Roma, 29 settembre 2022.
“Quando faccio una cosa mi piace farla bene” è il refrain che recita Pelè, al secolo Edson Arantes do Nascimento, nella pubblicità del deodorante Brut 33 Fabergè a metà degli anni settanta.
Credo di poter dire che la professione di calciatore Pelè la esprime al meglio e al limite delle umani possibilità, risultando, a mio personalissimo parere, il più grande di tutti i tempi.
Premesso che i paragoni sono un esercizio per chi si trascina stancamente al bar pontificando sugli eroi del calcio, ma che possono valere per tutti gli sport, come pure nella cinematografia.
Detto ciò faccio uno strappo alla regola e Pelè, scomparso oggi a 82 anni, in un prospetto relativo agli ultimi settant’anni, è il più grande di tutti.
In un profilo oggettivo diversi calciatori mostrano chi un gran destro, chi un gran sinistro, chi un grande colpo di testa, chi un gran fisico che tiene testa alle difese più agguerrite.
Pelè è dotato di tutte queste componenti contemporaneamente e in aggiunta dimostra, sin dagli esordi, di essere un “atleta”, che ai suoi tempi è un’assoluta rarità.
Vincitore di tre titoli mondiali, il primo a diciassette anni (!), con la parentesi del 1966 in Inghilterra quando viene proditoriamente massacrato con il Brasile, campione uscente, eliminato al primo turno.
I filmati che lo ritraggono nei festeggiamenti, che piange a dirotto, dopo la finalissima contro la Svezia sono struggenti per la dedica esaudita nei confronti del papà che visse la tragedia della Coppa del Mondo del 1950 perduta inopinatamente in casa contro l’Uruguay.
Quando mi chiedono quali sono i Mondiali di calcio preferiti, quelli dal ricordo più fulgido, rispondo sempre quelli di Messico ’70.
“Ma come non quelli del 1982 o del 2006 con i trionfi degli Azzurri”? Assolutamente no!
I Mondiali messicani del 1970 sono il trionfo della squadra più forte di sempre, con 5 numeri 10 che giocano tranquillamente insieme mentre gli italiani dopo cinquant’anni ancora litigano sul dualismo Mazzola-Rivera…
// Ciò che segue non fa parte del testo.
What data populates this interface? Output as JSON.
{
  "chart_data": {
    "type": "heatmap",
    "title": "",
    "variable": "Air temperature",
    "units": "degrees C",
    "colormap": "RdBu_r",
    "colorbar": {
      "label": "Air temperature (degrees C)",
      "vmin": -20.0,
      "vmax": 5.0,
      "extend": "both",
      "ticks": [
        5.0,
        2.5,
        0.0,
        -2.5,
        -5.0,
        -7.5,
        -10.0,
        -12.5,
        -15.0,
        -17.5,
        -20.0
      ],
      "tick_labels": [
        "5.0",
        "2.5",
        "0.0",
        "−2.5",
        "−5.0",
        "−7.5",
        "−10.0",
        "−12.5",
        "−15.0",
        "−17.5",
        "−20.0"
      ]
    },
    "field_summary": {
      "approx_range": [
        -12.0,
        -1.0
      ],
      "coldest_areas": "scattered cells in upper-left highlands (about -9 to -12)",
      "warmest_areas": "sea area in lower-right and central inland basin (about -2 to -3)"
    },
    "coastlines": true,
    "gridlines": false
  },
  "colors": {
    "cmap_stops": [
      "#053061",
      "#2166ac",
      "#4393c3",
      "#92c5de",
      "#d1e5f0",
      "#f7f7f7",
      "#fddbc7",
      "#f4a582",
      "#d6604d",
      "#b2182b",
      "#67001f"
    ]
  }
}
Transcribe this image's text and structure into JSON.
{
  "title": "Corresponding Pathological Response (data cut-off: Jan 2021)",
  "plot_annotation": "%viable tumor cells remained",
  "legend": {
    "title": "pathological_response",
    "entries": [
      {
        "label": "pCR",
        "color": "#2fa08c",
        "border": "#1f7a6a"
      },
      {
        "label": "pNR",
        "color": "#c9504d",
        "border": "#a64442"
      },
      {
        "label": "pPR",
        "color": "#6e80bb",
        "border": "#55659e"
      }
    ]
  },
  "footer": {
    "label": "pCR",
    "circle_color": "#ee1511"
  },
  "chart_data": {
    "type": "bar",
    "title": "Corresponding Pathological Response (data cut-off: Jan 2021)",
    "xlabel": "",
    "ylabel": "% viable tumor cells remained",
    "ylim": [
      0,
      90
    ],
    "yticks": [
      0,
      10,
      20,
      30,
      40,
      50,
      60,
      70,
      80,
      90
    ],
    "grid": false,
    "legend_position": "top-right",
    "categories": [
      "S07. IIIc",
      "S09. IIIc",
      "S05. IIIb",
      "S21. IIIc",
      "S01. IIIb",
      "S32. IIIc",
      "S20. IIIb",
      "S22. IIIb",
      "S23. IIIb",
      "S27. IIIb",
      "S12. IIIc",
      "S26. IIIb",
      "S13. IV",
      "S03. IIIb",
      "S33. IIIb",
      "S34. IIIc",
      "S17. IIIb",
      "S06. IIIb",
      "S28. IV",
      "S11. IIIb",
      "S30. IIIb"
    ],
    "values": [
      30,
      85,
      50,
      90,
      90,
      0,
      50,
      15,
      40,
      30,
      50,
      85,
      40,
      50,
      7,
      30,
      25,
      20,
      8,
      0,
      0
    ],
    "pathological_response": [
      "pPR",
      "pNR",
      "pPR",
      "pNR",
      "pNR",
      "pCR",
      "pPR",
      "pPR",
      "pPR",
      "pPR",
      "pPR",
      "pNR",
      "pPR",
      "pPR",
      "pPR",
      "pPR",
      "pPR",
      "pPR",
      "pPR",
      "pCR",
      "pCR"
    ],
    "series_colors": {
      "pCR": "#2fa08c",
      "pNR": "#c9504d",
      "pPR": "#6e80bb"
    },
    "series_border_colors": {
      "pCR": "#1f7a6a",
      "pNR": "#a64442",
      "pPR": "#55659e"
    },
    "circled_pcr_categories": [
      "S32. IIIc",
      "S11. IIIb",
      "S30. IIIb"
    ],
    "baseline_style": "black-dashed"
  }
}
Tra quei 5 c’è lui, Pelè, che in età matura, quasi trentenne, gioca un Mondiale fantastico con un’umiltà tecnico-tattica al completo servizio della squadra altro che primadonna capricciosa come qualcuno dei nostri tempi.
Pelè domina la scena e secondo me il suo gesto tecnico più clamoroso non è un goal fatto ma una giocata, surreale, contro il portiere dell’Uruguay in semifinale.
Pelè lo aggira in uscita fintando un cross proveniente dalla sinistra per poi raccogliere la sfera dalla parte opposta, col portiere stramazzato in terra, incrocia il tiro che sfiora la base del palo col pubblico che quasi scende in campo per l’emozione provata.
Pelè ci segna il primo goal della finale con uno stacco di testa perfetto e contro ha il roccioso Burgnich che arriva a saltare con la mano dove il brasiliano arriva in grande coordinazione con la testa.
Lo stesso gesto tecnico lo fa nel girone eliminatorio contro l’Inghilterra, ma li c’è il signor Banks che gli ruba la scena nella “parata del secolo”.
Ho il privilegio di vederlo giocare dal vivo nel marzo del 1972 allo stadio Olimpico in un’esibizione contro la Roma.
Pelè gioca nel mitico Santos, che vince per 2-0 contro i giallorossi, ma si fa parare un rigore dal portiere romanista Alberto Ginulfi che viene omaggiato, sportivamente, dal fuoriclasse brasiliano.
Suggestiva l’esperienza di Pelè negli Stati Uniti con i Cosmos nel 1974, nel tentativo di far esplodere il ”soccer” in Nord-America che, con più o meno successo, viene poi raggiunto da altri campioni come Beckembauer, Chinaglia, Carlos Alberto.
Pelè era malato da tempo ed era nell’aria, specialmente negli ultimissimi giorni, che la sua fine fosse ormai vicina.
Tuttavia in questo tremendo mese di dicembre con gli addii di Rebellin, Adorni, Mihajlovic, pensavo che la signora vestita di nero ne avesse abbastanza. Invece no.
Mi piace pensare che adesso si darà da fare con un altro immenso ambasciatore come Alì per mettere un po’ d’ordine in questo mondo, non solo sportivo, caotico e fuori dal tempo.